Деникин меня восхищал, но примешивался к этому восхищению некоторый оттенок разочарования. Он был военным до мозга костей, армия была для него естественной средой обитания, это чувствовалось по всему. И полководцем он был прекрасным, лучшего нам в тех условиях и желать было нельзя. И всё-таки временами в нем чувствовался либеральный профессор, казалось, что место ему не перед войсками, а на университетской кафедре. Он был плотью от плоти предреволюционной русской интеллигенции. Как это в нем сочеталось с военной косточкой понять было сложно.

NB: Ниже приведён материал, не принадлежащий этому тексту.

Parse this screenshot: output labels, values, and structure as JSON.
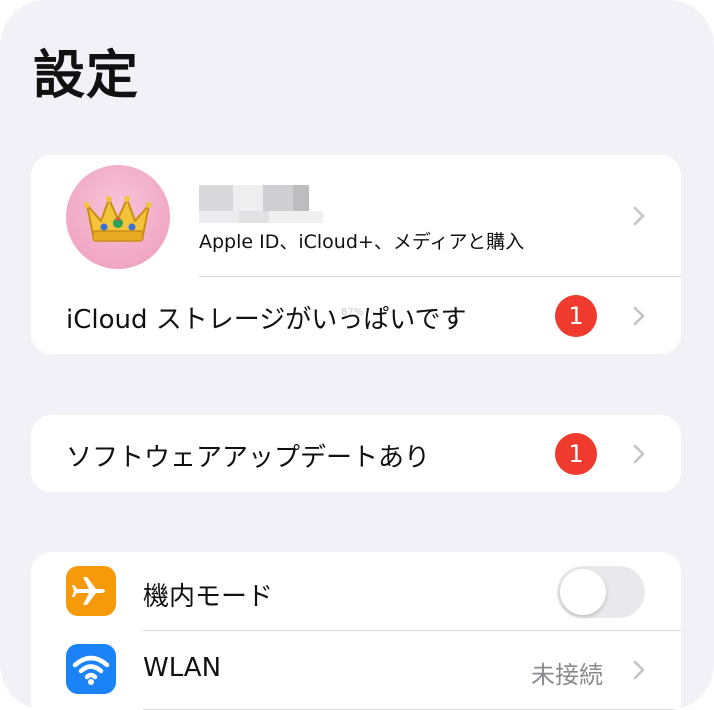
{
  "page": {
    "title": "設定"
  },
  "account": {
    "subtitle": "Apple ID、iCloud+、メディアと購入",
    "avatar_icon": "crown-icon"
  },
  "storage": {
    "label": "iCloud ストレージがいっぱいです",
    "badge_count": "1"
  },
  "software_update": {
    "label": "ソフトウェアアップデートあり",
    "badge_count": "1"
  },
  "network": {
    "airplane": {
      "label": "機内モード",
      "icon": "airplane-icon",
      "icon_color": "#f79a0a",
      "toggle_on": false
    },
    "wlan": {
      "label": "WLAN",
      "value": "未接続",
      "icon": "wifi-icon",
      "icon_color": "#1b82f7"
    }
  },
  "colors": {
    "background": "#f2f1f7",
    "badge": "#f03a2e",
    "chevron": "#c4c4c7"
  }
}
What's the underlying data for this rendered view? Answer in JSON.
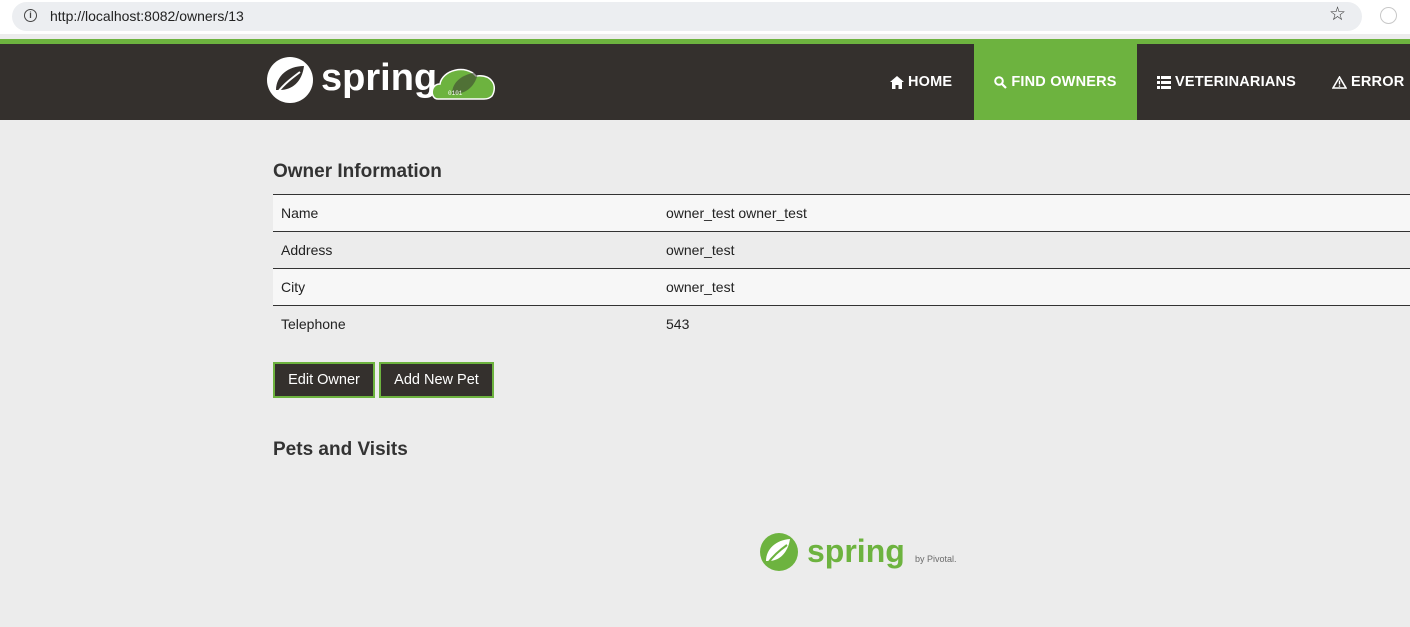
{
  "browser": {
    "url": "http://localhost:8082/owners/13",
    "info_icon": "info-icon",
    "bookmark_icon": "star-icon"
  },
  "brand": {
    "logo_text": "spring",
    "accent_color": "#6db33f",
    "navbar_color": "#34302d"
  },
  "nav": {
    "home": "HOME",
    "find_owners": "FIND OWNERS",
    "veterinarians": "VETERINARIANS",
    "error": "ERROR",
    "active": "FIND OWNERS"
  },
  "owner": {
    "section_title": "Owner Information",
    "rows": [
      {
        "label": "Name",
        "value": "owner_test owner_test"
      },
      {
        "label": "Address",
        "value": "owner_test"
      },
      {
        "label": "City",
        "value": "owner_test"
      },
      {
        "label": "Telephone",
        "value": "543"
      }
    ]
  },
  "actions": {
    "edit_owner": "Edit Owner",
    "add_new_pet": "Add New Pet"
  },
  "pets": {
    "section_title": "Pets and Visits"
  },
  "footer": {
    "logo_text": "spring",
    "by_text": "by Pivotal."
  }
}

Деникин был прекрасным, изумительным человеком. Чистая, совершенно бескорыстная душа, обостренное чувство справедливости, полное отсутствие тщеславия и властолюбия. Он не был похож на нынешних либералов. Современный либерал это обязательно безбожник, это человек, который исповедует западные ценности, которые носят откровенно антихристианский характер. А ведь Деникин был глубоко верующим человеком, и либералом его можно было назвать лишь в том смысле, что он хотел для России больше политических свобод, чем это было при царе. Это желание можно было назвать спорным, но тут по большому счету не было ни чего страшного. Главной бедой Антона Ивановича было то, что он был демократом до мозга костей. Демократизм Деникина был не наносным и не случайным, он составлял самую суть его личности. На любой вопрос о будущем России он искренне и от чистого сердца отвечал: «Это как народ решит». Это была для него не поза и не фраза, как для нынешних демократов.